If you want to derive the percentage of Australia’s emissions which come from enteric fermentation using the GWP20 figure, then you need to understand that the total figure was produced using GWP100. That’s the figure circled in the first highlighted row, at the top right. Happily, you can easily calculate the total figure using the GWP20, because all you need to do is to multiply the 3 figures for carbon dioxide, methane and nitrous oxide by their GWP20. That’s not exactly right because it ignores the other gases HFC’s and the like. But it will be close. Knowing when you can ignore trivialities is a pretty sophisticated skill. My first university level physics lecturer was astonishing at this. He could calculate some incredibly complex numbers using rough estimates and ignoring stuff that didn’t matter. Moving on … then you can use the enteric fermentation figure (multiplied by the GWP20) and divide by the total. This is elementary high school arithmetic.
Gemini’s answer of 9.4% isn’t even close. The actual number is about 24% (using the simplied method above) and 26% if you don’t ignore the details ( add in the HFCs, etc.).
Why did Gemini screw up?
It’s incredibly hard to believe that an AI works the way it does. Play around with them for a couple of hours and you’ll be mightily impressed. They can fool you into thinking they know stuff. This makes them very much like people; who can also fool you into thinking they know stuff, when they don’t.
So, how do AI’s work? If you want a moderately long and stunningly beautiful explanation, then check out the “Neural Network” playlist on YouTube by Grant Sanderson.
The short explanation is that they work out probabilities of every possible word in their dictionary coming after the string of words in your question. Based on looking at a whole collection of examples. Then they pick one near the top of the list. They add a little randomness, so they don’t always produce the same answer. But that’s it. They just keep doing that. Over and over again. So, why do they stop? That’s far too complex to explain and a topic of considerable research.
There are all manner of enhancements to this basic process. Like generating three responses and then using those to generate a forth, which you then present as if it was the first.
If you train them on a bunch of maths proofs, then they’ll get extremely good at producing maths proofs. Extremely good, in this case, means better than most skilled people.
Nobody should believe my explanation without double-checking. The idea that such one-word-at-a-time prediction could resemble intelligence is bizarre. But there is a little deja vu about this. In the world of fractal mathematic, extremely simple rules can yield unpredictable complexity and beauty.
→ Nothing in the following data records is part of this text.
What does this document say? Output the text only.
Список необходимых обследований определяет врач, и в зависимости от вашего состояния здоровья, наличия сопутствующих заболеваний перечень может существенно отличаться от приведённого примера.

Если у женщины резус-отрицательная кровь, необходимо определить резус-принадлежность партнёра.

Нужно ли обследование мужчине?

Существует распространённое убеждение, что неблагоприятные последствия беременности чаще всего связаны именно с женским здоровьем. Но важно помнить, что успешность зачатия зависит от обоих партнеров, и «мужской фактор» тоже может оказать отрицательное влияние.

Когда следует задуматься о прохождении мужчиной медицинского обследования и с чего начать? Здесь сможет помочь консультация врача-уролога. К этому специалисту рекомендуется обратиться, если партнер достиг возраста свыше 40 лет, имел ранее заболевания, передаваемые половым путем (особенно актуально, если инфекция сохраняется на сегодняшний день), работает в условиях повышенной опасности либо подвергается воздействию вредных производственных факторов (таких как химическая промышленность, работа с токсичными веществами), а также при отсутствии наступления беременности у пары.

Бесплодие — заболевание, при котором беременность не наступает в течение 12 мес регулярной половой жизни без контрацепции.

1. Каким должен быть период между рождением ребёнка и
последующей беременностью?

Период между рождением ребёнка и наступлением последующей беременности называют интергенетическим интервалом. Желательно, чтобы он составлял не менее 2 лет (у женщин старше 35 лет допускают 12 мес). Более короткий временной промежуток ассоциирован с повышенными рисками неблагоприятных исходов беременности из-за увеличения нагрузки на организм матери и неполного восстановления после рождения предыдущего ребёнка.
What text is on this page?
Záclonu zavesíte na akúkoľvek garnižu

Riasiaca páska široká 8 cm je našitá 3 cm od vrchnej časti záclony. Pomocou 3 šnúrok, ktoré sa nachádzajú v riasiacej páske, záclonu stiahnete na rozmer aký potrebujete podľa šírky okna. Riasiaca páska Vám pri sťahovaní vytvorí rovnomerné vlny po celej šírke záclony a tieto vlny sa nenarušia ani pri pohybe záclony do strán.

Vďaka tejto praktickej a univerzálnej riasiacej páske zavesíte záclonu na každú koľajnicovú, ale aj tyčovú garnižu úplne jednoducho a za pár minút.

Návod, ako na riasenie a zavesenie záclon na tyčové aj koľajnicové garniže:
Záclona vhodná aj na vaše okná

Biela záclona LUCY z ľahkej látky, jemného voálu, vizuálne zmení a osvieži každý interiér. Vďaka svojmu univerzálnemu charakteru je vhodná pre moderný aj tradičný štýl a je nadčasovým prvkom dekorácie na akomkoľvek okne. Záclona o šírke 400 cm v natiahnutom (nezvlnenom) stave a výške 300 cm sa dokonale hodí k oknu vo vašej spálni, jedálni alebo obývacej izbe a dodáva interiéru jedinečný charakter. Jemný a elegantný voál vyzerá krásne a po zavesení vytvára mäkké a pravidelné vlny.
So the screw up shouldn’t be surprising
Gemini, like other models, is trained by sucking in a vast amount of information from the internet. I haven’t been able to find the source of the 3,692.1 number, but maybe it’s out there somewhere. I did a post about AI and radiation mistakes a little over 12 months ago. It was a broadly positive post. The finding was that, unlike humans, the potential for AI to dig deeper in response to probing questions was incredibly useful. Humans tend to dig in, defend their position and are necessarily slow to assimulate new information; especially in response to being challenged. But this time around, I’m more perplexed and anxious. The confidence of Gemini in claiming a given report contained a very precise number is disturbing. Do humans do this? They might say, “I think the report said something like 3,000 kt”, but when a human says an exact number, we are (at least I am) very tempted to believe they know what they are talking about. We love confidence. We vote for confident people who make grandiose claims, we invest savings with them. I hope this post gives people pause for thought. Do your due diligence on AI claims.
And do even more due diligence on confident claims from people.